Kancheepuram: It’s half past midnight in Kancheepuram’s SEZ. The UV lights are on in what looks like an almost emptied-out factory floor. Its eerie silence is broken by a quiet melodic beep, like an ICU’s heart-rate monitor, and the swish of a robotic arm slicing through air. It’s a new kind of factory soundscape. There are no human beings.
Welcome to India’s only dark factory.
Here lies the sanctum sanctorum of the country’s industrial future—robots assembling semiconductor chips without any human supervision. In what is called a cleanroom, there’s a silent rhythm of titanium hands performing an intricate, choreographed dance, set against the hypnotic loop of a Ganesha prayer.
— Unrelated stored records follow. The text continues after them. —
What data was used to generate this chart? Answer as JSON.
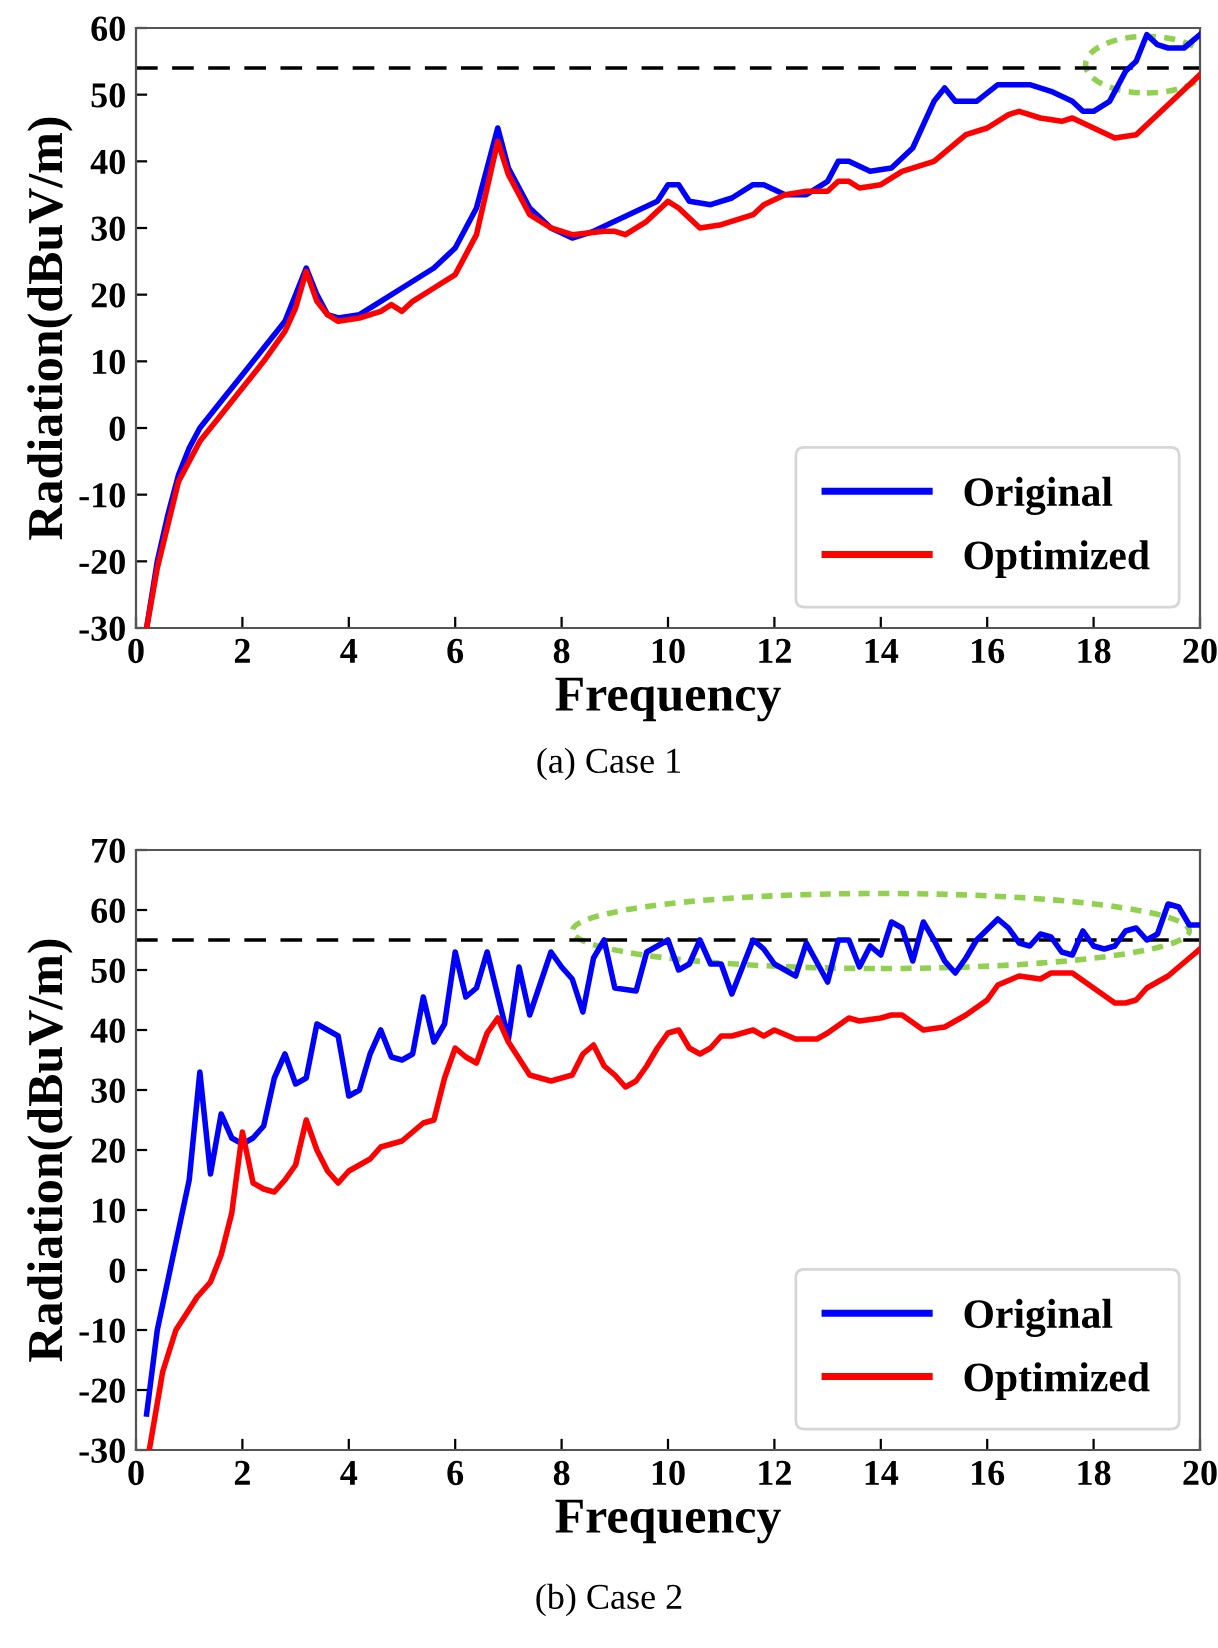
{
  "chart_data": [
    {
      "type": "line",
      "title": "(a) Case 1",
      "xlabel": "Frequency",
      "ylabel": "Radiation(dBuV/m)",
      "xlim": [
        0,
        20
      ],
      "ylim": [
        -30,
        60
      ],
      "xticks": [
        0,
        2,
        4,
        6,
        8,
        10,
        12,
        14,
        16,
        18,
        20
      ],
      "yticks": [
        -30,
        -20,
        -10,
        0,
        10,
        20,
        30,
        40,
        50,
        60
      ],
      "legend": "bottom right",
      "grid": false,
      "line_style": "solid",
      "ref_lines": [
        {
          "axis": "y",
          "value": 54,
          "label": null,
          "color": "#000000",
          "line_style": "dashed"
        }
      ],
      "series": [
        {
          "name": "Original",
          "color": "#0000ff",
          "x": [
            0.2,
            0.4,
            0.6,
            0.8,
            1.0,
            1.2,
            1.6,
            2.0,
            2.4,
            2.8,
            3.0,
            3.2,
            3.4,
            3.6,
            3.8,
            4.2,
            4.6,
            5.0,
            5.6,
            6.0,
            6.4,
            6.8,
            7.0,
            7.4,
            7.8,
            8.2,
            8.6,
            9.0,
            9.4,
            9.8,
            10.0,
            10.2,
            10.4,
            10.8,
            11.2,
            11.6,
            11.8,
            12.2,
            12.6,
            13.0,
            13.2,
            13.4,
            13.8,
            14.2,
            14.6,
            15.0,
            15.2,
            15.4,
            15.8,
            16.2,
            16.6,
            16.8,
            17.2,
            17.6,
            17.8,
            18.0,
            18.3,
            18.6,
            18.8,
            19.0,
            19.2,
            19.4,
            19.7,
            20.0
          ],
          "values": [
            -30,
            -20,
            -13,
            -7,
            -3,
            0,
            4,
            8,
            12,
            16,
            20,
            24,
            20,
            17,
            16.5,
            17,
            19,
            21,
            24,
            27,
            33,
            45,
            39,
            33,
            30,
            28.5,
            29.5,
            31,
            32.5,
            34,
            36.5,
            36.5,
            34,
            33.5,
            34.5,
            36.5,
            36.5,
            35,
            35,
            37,
            40,
            40,
            38.5,
            39,
            42,
            49,
            51,
            49,
            49,
            51.5,
            51.5,
            51.5,
            50.5,
            49,
            47.5,
            47.5,
            49,
            53.5,
            55,
            59,
            57.5,
            57,
            57,
            59
          ]
        },
        {
          "name": "Optimized",
          "color": "#ff0000",
          "x": [
            0.2,
            0.4,
            0.8,
            1.2,
            1.6,
            2.0,
            2.4,
            2.8,
            3.0,
            3.2,
            3.4,
            3.6,
            3.8,
            4.2,
            4.6,
            4.8,
            5.0,
            5.2,
            5.6,
            6.0,
            6.2,
            6.4,
            6.8,
            7.0,
            7.4,
            7.8,
            8.2,
            8.8,
            9.0,
            9.2,
            9.6,
            10.0,
            10.2,
            10.6,
            11.0,
            11.6,
            11.8,
            12.2,
            12.6,
            13.0,
            13.2,
            13.4,
            13.6,
            14.0,
            14.4,
            15.0,
            15.6,
            16.0,
            16.4,
            16.6,
            17.0,
            17.4,
            17.6,
            18.0,
            18.4,
            18.8,
            19.2,
            19.6,
            20.0
          ],
          "values": [
            -30,
            -21,
            -8,
            -2,
            2,
            6,
            10,
            14.5,
            18,
            23.5,
            19,
            17,
            16,
            16.5,
            17.5,
            18.5,
            17.5,
            19,
            21,
            23,
            26,
            29,
            43,
            38,
            32,
            30,
            29,
            29.5,
            29.5,
            29,
            31,
            34,
            33,
            30,
            30.5,
            32,
            33.5,
            35,
            35.5,
            35.5,
            37,
            37,
            36,
            36.5,
            38.5,
            40,
            44,
            45,
            47,
            47.5,
            46.5,
            46,
            46.5,
            45,
            43.5,
            44,
            47,
            50,
            53
          ]
        }
      ]
    },
    {
      "type": "line",
      "title": "(b) Case 2",
      "xlabel": "Frequency",
      "ylabel": "Radiation(dBuV/m)",
      "xlim": [
        0,
        20
      ],
      "ylim": [
        -30,
        70
      ],
      "xticks": [
        0,
        2,
        4,
        6,
        8,
        10,
        12,
        14,
        16,
        18,
        20
      ],
      "yticks": [
        -30,
        -20,
        -10,
        0,
        10,
        20,
        30,
        40,
        50,
        60,
        70
      ],
      "legend": "bottom right",
      "grid": false,
      "line_style": "solid",
      "ref_lines": [
        {
          "axis": "y",
          "value": 55,
          "label": null,
          "color": "#000000",
          "line_style": "dashed"
        }
      ],
      "series": [
        {
          "name": "Original",
          "color": "#0000ff",
          "x": [
            0.2,
            0.4,
            1.0,
            1.2,
            1.4,
            1.6,
            1.8,
            2.0,
            2.2,
            2.4,
            2.6,
            2.8,
            3.0,
            3.2,
            3.4,
            3.6,
            3.8,
            4.0,
            4.2,
            4.4,
            4.6,
            4.8,
            5.0,
            5.2,
            5.4,
            5.6,
            5.8,
            6.0,
            6.2,
            6.4,
            6.6,
            7.0,
            7.2,
            7.4,
            7.8,
            8.0,
            8.2,
            8.4,
            8.6,
            8.8,
            9.0,
            9.4,
            9.6,
            10.0,
            10.2,
            10.4,
            10.6,
            10.8,
            11.0,
            11.2,
            11.6,
            11.8,
            12.0,
            12.4,
            12.6,
            13.0,
            13.2,
            13.4,
            13.6,
            13.8,
            14.0,
            14.2,
            14.4,
            14.6,
            14.8,
            15.0,
            15.2,
            15.4,
            15.6,
            15.8,
            16.2,
            16.4,
            16.6,
            16.8,
            17.0,
            17.2,
            17.4,
            17.6,
            17.8,
            18.0,
            18.2,
            18.4,
            18.6,
            18.8,
            19.0,
            19.2,
            19.4,
            19.6,
            19.8,
            20.0
          ],
          "values": [
            -24,
            -10,
            15,
            33,
            16,
            26,
            22,
            21,
            22,
            24,
            32,
            36,
            31,
            32,
            41,
            40,
            39,
            29,
            30,
            36,
            40,
            35.5,
            35,
            36,
            45.5,
            38,
            41,
            53,
            45.5,
            47,
            53,
            38.5,
            50.5,
            42.5,
            53,
            50.5,
            48.5,
            43,
            52,
            55,
            47,
            46.5,
            53,
            55,
            50,
            51,
            55,
            51,
            51,
            46,
            55,
            53.5,
            51,
            49,
            54.5,
            48,
            55,
            55,
            50.5,
            54,
            52.5,
            58,
            57,
            51.5,
            58,
            55,
            51.5,
            49.5,
            52,
            55,
            58.5,
            57,
            54.5,
            54,
            56,
            55.5,
            53,
            52.5,
            56.5,
            54,
            53.5,
            54,
            56.5,
            57,
            55,
            56,
            61,
            60.5,
            57.5,
            57.5
          ]
        },
        {
          "name": "Optimized",
          "color": "#ff0000",
          "x": [
            0.25,
            0.5,
            0.75,
            1.15,
            1.4,
            1.6,
            1.8,
            2.0,
            2.2,
            2.4,
            2.6,
            2.8,
            3.0,
            3.2,
            3.4,
            3.6,
            3.8,
            4.0,
            4.2,
            4.4,
            4.6,
            4.8,
            5.0,
            5.2,
            5.4,
            5.6,
            5.8,
            6.0,
            6.2,
            6.4,
            6.6,
            6.8,
            7.0,
            7.4,
            7.6,
            7.8,
            8.0,
            8.2,
            8.4,
            8.6,
            8.8,
            9.0,
            9.2,
            9.4,
            9.6,
            9.8,
            10.0,
            10.2,
            10.4,
            10.6,
            10.8,
            11.0,
            11.2,
            11.4,
            11.6,
            11.8,
            12.0,
            12.4,
            12.8,
            13.0,
            13.4,
            13.6,
            14.0,
            14.2,
            14.4,
            14.8,
            15.2,
            15.4,
            15.6,
            16.0,
            16.2,
            16.6,
            17.0,
            17.2,
            17.6,
            18.0,
            18.4,
            18.6,
            18.8,
            19.0,
            19.4,
            19.8,
            20.0
          ],
          "values": [
            -30,
            -17,
            -10,
            -4.5,
            -2,
            2.5,
            9.5,
            23,
            14.5,
            13.5,
            13,
            15,
            17.5,
            25,
            20,
            16.5,
            14.5,
            16.5,
            17.5,
            18.5,
            20.5,
            21,
            21.5,
            23,
            24.5,
            25,
            32,
            37,
            35.5,
            34.5,
            39.5,
            42,
            38,
            32.5,
            32,
            31.5,
            32,
            32.5,
            36,
            37.5,
            34,
            32.5,
            30.5,
            31.5,
            34,
            37,
            39.5,
            40,
            37,
            36,
            37,
            39,
            39,
            39.5,
            40,
            39,
            40,
            38.5,
            38.5,
            39.5,
            42,
            41.5,
            42,
            42.5,
            42.5,
            40,
            40.5,
            41.5,
            42.5,
            45,
            47.5,
            49,
            48.5,
            49.5,
            49.5,
            47,
            44.5,
            44.5,
            45,
            47,
            49,
            52,
            53.5
          ]
        }
      ]
    }
  ]
}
The semiconductor manufacturing unit, Polymatech, set up in 2018 in Kancheepuram’s Oragadam, stands at the cusp of the next industrial revolution. It’s a hyper-automation setup, turned ‘upside down’, where a handful of people and an army of machines produce goods faster, at a fraction of the cost, without compromising on quality.
“I want the engineers to sit outside the shop floor. I don’t want them to work; it’s only the machines that have to work,” said Vishaal Nandam, director at Polymatech. The robots here work 24×7, with a 30-minute break once a year. The engineers, by comparison, have no fixed shifts.
With the vigour of a well-drilled battalion, robots here assemble the semiconductor chips and printed circuit boards (PCB) that breathe light into mobile phones, laptops, and TV backlights. Precision down to the last nanometre is a non-negotiable key result area (KRA). The robots have their own call signs held up through stack lights affixed to the side of each machine. Red is a hiccup, yellow is ready-to-roar, green is clear sailing.